None of this could possibly work, none of this could possibly be effective, he thought, as the first and then the second, and finally the third funeral procession of the day filed by. The different treatment venues were often hundreds of yards apart, and as Fidencio made his daily treks to see his little sick ones (infermitos), he was followed on foot by a parade of the faithful. They sang religious hymns as they walked barefoot through the dusty streets of Espinazo. Later Vela would say:

Fidencio is an innocent, who is not even aware that he suffers from a mental illness which causes him to believe that he has been appointed by God to heal the sick. Those who are not innocent children are those who encircle him and promote his incredible abilities to the masses of suffering people who do not know any better. (Quiros 1991: 123).

The final national media glimpse of Espinazo and El Niño Fidencio came in 1937, one year before his death. The photographic magazine Hoy, Mexico’s equivalent of Life magazine, offered an analysis of the events at Espinazo nine years after the media blitz of 1928. This valuable exposé provides an intimate view of El Niño Fidencio’s last year of life. Photographs in the article depict scenes that are familiar even today because Espinazo has changed little since 1937.

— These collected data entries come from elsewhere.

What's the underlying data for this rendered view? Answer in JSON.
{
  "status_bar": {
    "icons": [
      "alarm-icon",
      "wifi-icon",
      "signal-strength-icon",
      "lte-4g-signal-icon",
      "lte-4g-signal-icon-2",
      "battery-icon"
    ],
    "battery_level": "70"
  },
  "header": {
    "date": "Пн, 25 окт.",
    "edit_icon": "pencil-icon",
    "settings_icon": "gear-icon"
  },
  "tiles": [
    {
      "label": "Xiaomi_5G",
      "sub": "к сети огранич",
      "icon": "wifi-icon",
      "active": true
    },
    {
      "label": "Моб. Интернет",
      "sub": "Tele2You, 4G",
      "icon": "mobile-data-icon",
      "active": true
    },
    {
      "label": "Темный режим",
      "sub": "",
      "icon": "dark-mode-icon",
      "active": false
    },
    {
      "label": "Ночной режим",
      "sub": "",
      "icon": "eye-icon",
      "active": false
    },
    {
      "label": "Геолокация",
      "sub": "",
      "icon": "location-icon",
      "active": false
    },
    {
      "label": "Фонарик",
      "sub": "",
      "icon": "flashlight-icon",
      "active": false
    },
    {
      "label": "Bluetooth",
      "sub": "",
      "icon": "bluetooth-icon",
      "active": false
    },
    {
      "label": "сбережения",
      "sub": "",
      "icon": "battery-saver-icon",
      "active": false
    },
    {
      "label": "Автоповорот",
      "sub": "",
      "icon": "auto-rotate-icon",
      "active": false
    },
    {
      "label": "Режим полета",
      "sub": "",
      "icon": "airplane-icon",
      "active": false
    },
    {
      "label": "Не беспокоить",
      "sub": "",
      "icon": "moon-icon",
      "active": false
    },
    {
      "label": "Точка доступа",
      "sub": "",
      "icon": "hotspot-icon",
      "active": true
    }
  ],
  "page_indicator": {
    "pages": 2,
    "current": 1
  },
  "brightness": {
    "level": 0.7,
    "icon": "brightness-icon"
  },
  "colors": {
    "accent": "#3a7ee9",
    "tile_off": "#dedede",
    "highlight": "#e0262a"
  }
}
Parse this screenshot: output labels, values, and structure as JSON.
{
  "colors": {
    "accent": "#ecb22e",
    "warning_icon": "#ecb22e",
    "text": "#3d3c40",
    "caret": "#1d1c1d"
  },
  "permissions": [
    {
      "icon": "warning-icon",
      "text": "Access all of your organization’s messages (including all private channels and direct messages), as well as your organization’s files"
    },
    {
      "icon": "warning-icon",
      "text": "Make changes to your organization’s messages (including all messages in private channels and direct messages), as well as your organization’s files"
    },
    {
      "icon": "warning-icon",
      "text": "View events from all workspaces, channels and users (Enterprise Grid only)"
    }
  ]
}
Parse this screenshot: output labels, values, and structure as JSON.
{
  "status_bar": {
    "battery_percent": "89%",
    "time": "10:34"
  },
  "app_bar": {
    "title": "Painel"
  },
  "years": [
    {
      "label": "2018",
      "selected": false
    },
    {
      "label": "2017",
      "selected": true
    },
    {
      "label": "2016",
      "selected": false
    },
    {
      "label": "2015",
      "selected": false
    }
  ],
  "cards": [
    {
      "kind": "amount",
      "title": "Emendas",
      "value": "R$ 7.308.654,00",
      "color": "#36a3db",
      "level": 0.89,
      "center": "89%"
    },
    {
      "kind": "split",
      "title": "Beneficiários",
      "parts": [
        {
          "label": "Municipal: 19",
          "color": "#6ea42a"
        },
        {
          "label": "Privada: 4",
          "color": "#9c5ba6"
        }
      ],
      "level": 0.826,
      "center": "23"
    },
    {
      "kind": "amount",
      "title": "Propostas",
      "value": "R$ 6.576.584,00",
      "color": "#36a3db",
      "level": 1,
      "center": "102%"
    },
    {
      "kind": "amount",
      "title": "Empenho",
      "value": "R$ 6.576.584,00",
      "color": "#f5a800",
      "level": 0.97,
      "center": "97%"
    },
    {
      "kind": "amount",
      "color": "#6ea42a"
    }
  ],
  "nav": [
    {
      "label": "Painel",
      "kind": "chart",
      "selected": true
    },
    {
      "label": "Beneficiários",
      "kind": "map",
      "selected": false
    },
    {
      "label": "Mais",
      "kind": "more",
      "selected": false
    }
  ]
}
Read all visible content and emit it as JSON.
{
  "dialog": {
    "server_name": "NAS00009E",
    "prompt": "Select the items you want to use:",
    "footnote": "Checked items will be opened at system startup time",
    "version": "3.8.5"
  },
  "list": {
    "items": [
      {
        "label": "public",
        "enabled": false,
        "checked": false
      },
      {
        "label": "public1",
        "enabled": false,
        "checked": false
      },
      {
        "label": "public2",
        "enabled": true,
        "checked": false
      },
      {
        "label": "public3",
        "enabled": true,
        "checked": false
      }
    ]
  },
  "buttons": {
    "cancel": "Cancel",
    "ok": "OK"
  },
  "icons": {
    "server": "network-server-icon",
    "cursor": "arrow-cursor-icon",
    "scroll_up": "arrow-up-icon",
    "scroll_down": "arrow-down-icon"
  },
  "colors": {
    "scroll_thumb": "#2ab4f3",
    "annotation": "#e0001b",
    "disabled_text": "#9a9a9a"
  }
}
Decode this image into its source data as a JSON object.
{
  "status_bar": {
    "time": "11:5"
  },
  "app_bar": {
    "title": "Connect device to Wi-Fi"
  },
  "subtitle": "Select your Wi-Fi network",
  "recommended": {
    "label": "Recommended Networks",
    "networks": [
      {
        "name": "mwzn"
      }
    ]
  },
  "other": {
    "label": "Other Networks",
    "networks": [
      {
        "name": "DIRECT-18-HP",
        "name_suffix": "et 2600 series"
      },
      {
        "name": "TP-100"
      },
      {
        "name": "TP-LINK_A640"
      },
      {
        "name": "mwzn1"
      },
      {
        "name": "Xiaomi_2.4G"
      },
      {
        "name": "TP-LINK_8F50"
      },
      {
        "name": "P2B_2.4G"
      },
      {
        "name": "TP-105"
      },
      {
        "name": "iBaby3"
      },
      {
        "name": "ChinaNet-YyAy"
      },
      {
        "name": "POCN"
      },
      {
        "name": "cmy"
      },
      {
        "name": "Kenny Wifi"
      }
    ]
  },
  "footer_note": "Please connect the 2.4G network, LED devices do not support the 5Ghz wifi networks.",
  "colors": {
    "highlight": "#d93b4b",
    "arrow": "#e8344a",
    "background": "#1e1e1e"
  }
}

In the late 1930s, only a few dozen persons disembarked daily from the trains. Gone were the post office and the telegraph office of eight years earlier. The desperately ill, stripped of hope by the doctors or with no doctor at all, continued to come to Espinazo in search of a personal miracle. Many returned home, disappointed, each day. “I do not even know how to write, sir,” Fidencio said to the reporter. “I only use the gifts of healing that God has given me to help these suffering people” (Con Fidencio en Espinazo 1937). One of his young helpers remarked, “Fidencio knows all of the medicinal plants that are used for healing; too bad he never studied medicine” (Con Fidencio en Espinazo 1937).

A photograph’s caption in Hoy reads, “Behind him, the life-size statue of Christ from whom he claims his power; before him, the suffering, people who have left with cures that defy medical explanation as well as those who will never leave” (Con Fidencio en Espinazo 1937). Some left healed, others left feeling better, some left feeling worse. But all left believing that Fidencio had done for them what no doctor could do.

Almost all considered him to be a priest, and they begged for his blessing as he raised his crucifix to the heads of his followers. The article asked, “What sort of man is this, who could have been one of the wealthiest and most powerful in Mexico? What sort of man gives away more than 1 million pesos? What sort of man is this who prefers to live a peasant’s life, who shuns even a bed to lie on, and who walks barefoot through the dusty streets of Espinazo to care for the suffering?” (Con Fidencio en Espinazo 1937). The paradox that Fidencio’s life presented to the Mexican people further served to support his legitimacy as a beneficiary of supernatural abilities sent to Earth by God to heal the sick, to ease the suffering, and to spread the word of the New Jerusalem.

The Hoy article did not speculate about Fidencio’s sanity or whether the government should step in to save the region from an epidemic. Now aging, tired. and disheveled, he simply and humbly attributed his success to God and reiterated that he had not asked to be chosen for this life. God, having selected him, required him to fulfill his destiny in the service of the poor and suffering. I am, in fact, nothing more than a simple peasant following the will of God” (Con Fidencio en Espinazo 1937).

Almost from the beginning of his brief media fame, Fidencio had predicted his early departure from Earth. Daily he emulated and acted out the life of Christ as he understood it. His protectors actively modeled religious symbolism around him, perpetuating the suggestion that El Niño Fidencio was the Messiah, that he was the Christ.

El Niño’s life in Espinazo so mirrored that of Christ that his followers expected him to die in 1931, at age 33. That he lived until near his fortieth birthday surprised many of his followers. When he did die, the faithful fully expected him to rise from the dead on the third day (Fidencio no quiere salir de Espinazo 1928). Word of his death on October 17, 1938, traveled as quickly as the telegraph and railroad lines could carry the news. From beginning to end, El Niño Fidencio had only ten years of life to treat the ill and serve the poor.

THE CULT OF EL NIÑO FIDENCIO

As noted previously, cults typically revolve around a charismatic leader. By 1935, an organized cult had developed around El Niño in Espinazo. A central problem confronting most cults is the continuation of the movement after the death of the leader. Rarely does another charismatic step in to replace the original leader.

Charisma, by nature, is unstable. It can exist in its pure form only so long as the charismatic leader is alive. The challenge for followers is to create a situation in which charisma, in some adulterated form, persists after the leader’s death. In other words, charisma must be routinized, institutionalized in a bureaucratic form. Bureaucracies are, by definition, organizational structures that have specialized positions, lines of authority, positions based on merit, and written rules that regulate the behavior of people in the organization.

Vested interests played a part in maintaining the cult of El Niño Fidencio. Espinazo had become one of the most important pilgrimage destinations in Mexico, and it remains so today (Schneider 1995). Legions of faithful, along with those seeking a miracle, journey to Espinazo year after year. Many in and around the small community earn their living by serving these visitors.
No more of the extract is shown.